US-20260127272-A1 - DATA PIPELINE
Abstract
An example computer system for ingesting data from multiple sources. The example computer system comprises one or more processors; and non-transitory computer-readable storage media encoding instructions which, when executed by the one or more processors, causes the computer system to: receive, from a plurality of data sources, data entries, the plurality of data sources including an external computing device and an application programming interface; determine an application for use of the data entries; transform the data entries for storage in a database; curate a history record of the data entries stored in the database; and refine the data entries for use with the application.
Inventors
- Satish Raj KATAKAM
- Ralph Pinheiro
- Umamaheshwari Thandapani
Assignees
- WELLS FARGO BANK, N.A.
Dates
- Publication Date
- 20260507
- Application Date
- 20241101
Claims (20)
- 1 . A computer system for ingesting data from multiple sources, the computer system comprising: one or more processors; and non-transitory computer-readable storage media encoding instructions which, when executed by the one or more processors, causes the computer system to: receive, from a plurality of data sources, data entries, the plurality of data sources including an external computing device and an application programming interface; determine an application for use of the data entries; transform the data entries for storage in a database; curate a history record of the data entries stored in the database; and refine the data entries for use with the application.

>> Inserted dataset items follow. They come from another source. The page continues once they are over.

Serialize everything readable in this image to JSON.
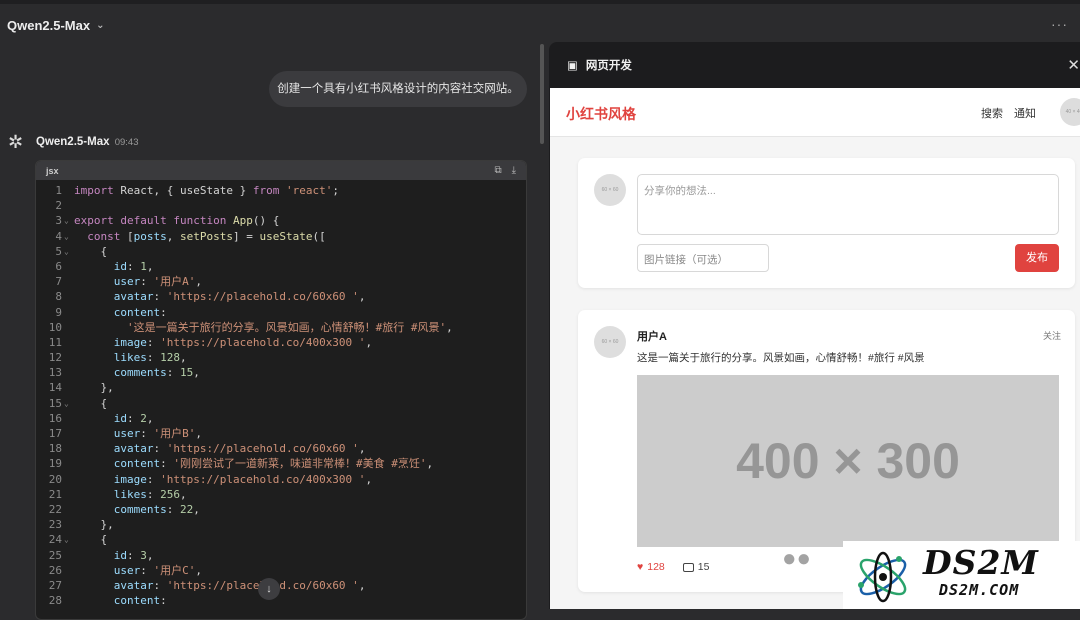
{
  "header": {
    "model_name": "Qwen2.5-Max",
    "more_label": "···"
  },
  "chat": {
    "user_message": "创建一个具有小红书风格设计的内容社交网站。",
    "assistant_name": "Qwen2.5-Max",
    "assistant_time": "09:43",
    "code_lang": "jsx"
  },
  "code_lines": [
    {
      "n": "1",
      "fold": "",
      "html": "<span class='kw'>import</span> React, { useState } <span class='kw'>from</span> <span class='str'>'react'</span>;"
    },
    {
      "n": "2",
      "fold": "",
      "html": ""
    },
    {
      "n": "3",
      "fold": "⌄",
      "html": "<span class='kw'>export default function</span> <span class='fn'>App</span>() {"
    },
    {
      "n": "4",
      "fold": "⌄",
      "html": "  <span class='kw'>const</span> [<span class='var'>posts</span>, <span class='fn'>setPosts</span>] = <span class='fn'>useState</span>(["
    },
    {
      "n": "5",
      "fold": "⌄",
      "html": "    {"
    },
    {
      "n": "6",
      "fold": "",
      "html": "      <span class='prop'>id</span>: <span class='num'>1</span>,"
    },
    {
      "n": "7",
      "fold": "",
      "html": "      <span class='prop'>user</span>: <span class='str'>'用户A'</span>,"
    },
    {
      "n": "8",
      "fold": "",
      "html": "      <span class='prop'>avatar</span>: <span class='str'>'https://placehold.co/60x60 '</span>,"
    },
    {
      "n": "9",
      "fold": "",
      "html": "      <span class='prop'>content</span>:"
    },
    {
      "n": "10",
      "fold": "",
      "html": "        <span class='str'>'这是一篇关于旅行的分享。风景如画，心情舒畅！#旅行 #风景'</span>,"
    },
    {
      "n": "11",
      "fold": "",
      "html": "      <span class='prop'>image</span>: <span class='str'>'https://placehold.co/400x300 '</span>,"
    },
    {
      "n": "12",
      "fold": "",
      "html": "      <span class='prop'>likes</span>: <span class='num'>128</span>,"
    },
    {
      "n": "13",
      "fold": "",
      "html": "      <span class='prop'>comments</span>: <span class='num'>15</span>,"
    },
    {
      "n": "14",
      "fold": "",
      "html": "    },"
    },
    {
      "n": "15",
      "fold": "⌄",
      "html": "    {"
    },
    {
      "n": "16",
      "fold": "",
      "html": "      <span class='prop'>id</span>: <span class='num'>2</span>,"
    },
    {
      "n": "17",
      "fold": "",
      "html": "      <span class='prop'>user</span>: <span class='str'>'用户B'</span>,"
    },
    {
      "n": "18",
      "fold": "",
      "html": "      <span class='prop'>avatar</span>: <span class='str'>'https://placehold.co/60x60 '</span>,"
    },
    {
      "n": "19",
      "fold": "",
      "html": "      <span class='prop'>content</span>: <span class='str'>'刚刚尝试了一道新菜，味道非常棒！#美食 #烹饪'</span>,"
    },
    {
      "n": "20",
      "fold": "",
      "html": "      <span class='prop'>image</span>: <span class='str'>'https://placehold.co/400x300 '</span>,"
    },
    {
      "n": "21",
      "fold": "",
      "html": "      <span class='prop'>likes</span>: <span class='num'>256</span>,"
    },
    {
      "n": "22",
      "fold": "",
      "html": "      <span class='prop'>comments</span>: <span class='num'>22</span>,"
    },
    {
      "n": "23",
      "fold": "",
      "html": "    },"
    },
    {
      "n": "24",
      "fold": "⌄",
      "html": "    {"
    },
    {
      "n": "25",
      "fold": "",
      "html": "      <span class='prop'>id</span>: <span class='num'>3</span>,"
    },
    {
      "n": "26",
      "fold": "",
      "html": "      <span class='prop'>user</span>: <span class='str'>'用户C'</span>,"
    },
    {
      "n": "27",
      "fold": "",
      "html": "      <span class='prop'>avatar</span>: <span class='str'>'https://placehold.co/60x60 '</span>,"
    },
    {
      "n": "28",
      "fold": "",
      "html": "      <span class='prop'>content</span>:"
    }
  ],
  "panel": {
    "title": "网页开发",
    "close_label": "✕"
  },
  "site": {
    "brand": "小红书风格",
    "nav_search": "搜索",
    "nav_notify": "通知",
    "avatar_text": "40 × 40",
    "composer": {
      "avatar_text": "60 × 60",
      "placeholder": "分享你的想法...",
      "image_placeholder": "图片链接（可选）",
      "publish_label": "发布"
    },
    "post": {
      "avatar_text": "60 × 60",
      "user": "用户A",
      "follow_label": "关注",
      "content": "这是一篇关于旅行的分享。风景如画，心情舒畅！#旅行 #风景",
      "image_text": "400 × 300",
      "likes": "128",
      "comments": "15"
    }
  },
  "watermark": {
    "title": "DS2M",
    "subtitle": "DS2M.COM"
  },
  "colors": {
    "accent": "#e0433f",
    "panel_bg": "#1c1c1e",
    "app_bg": "#2b2b2d"
  }
}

- 2 . The computer system of claim 1 , wherein the instructions further cause the computer system to: provide the data entries to the application, wherein the application is a cyber-security analysis tool.
- 3 . The computer system of claim 1 , wherein the instructions further cause the computer system to: edit a data entry within the database; and update the history record of the data entry.
- 4 . The computer system of claim 1 , wherein the plurality of data sources further includes an internal computing system, the internal computing system being part of an internal network including the computer system.
- 5 . The computer system of claim 1 , wherein refining includes processing the data with business logic.
- 6 . The computer system of claim 1 , wherein the instructions further cause the computer system to: responsive to a reception of the data entries, perform controls to ingest the data entries.
- 7 . The computer system of claim 6 , wherein the controls include a data receipt control.
- 8 . The computer system of claim 7 , where in the controls include a data completeness management control.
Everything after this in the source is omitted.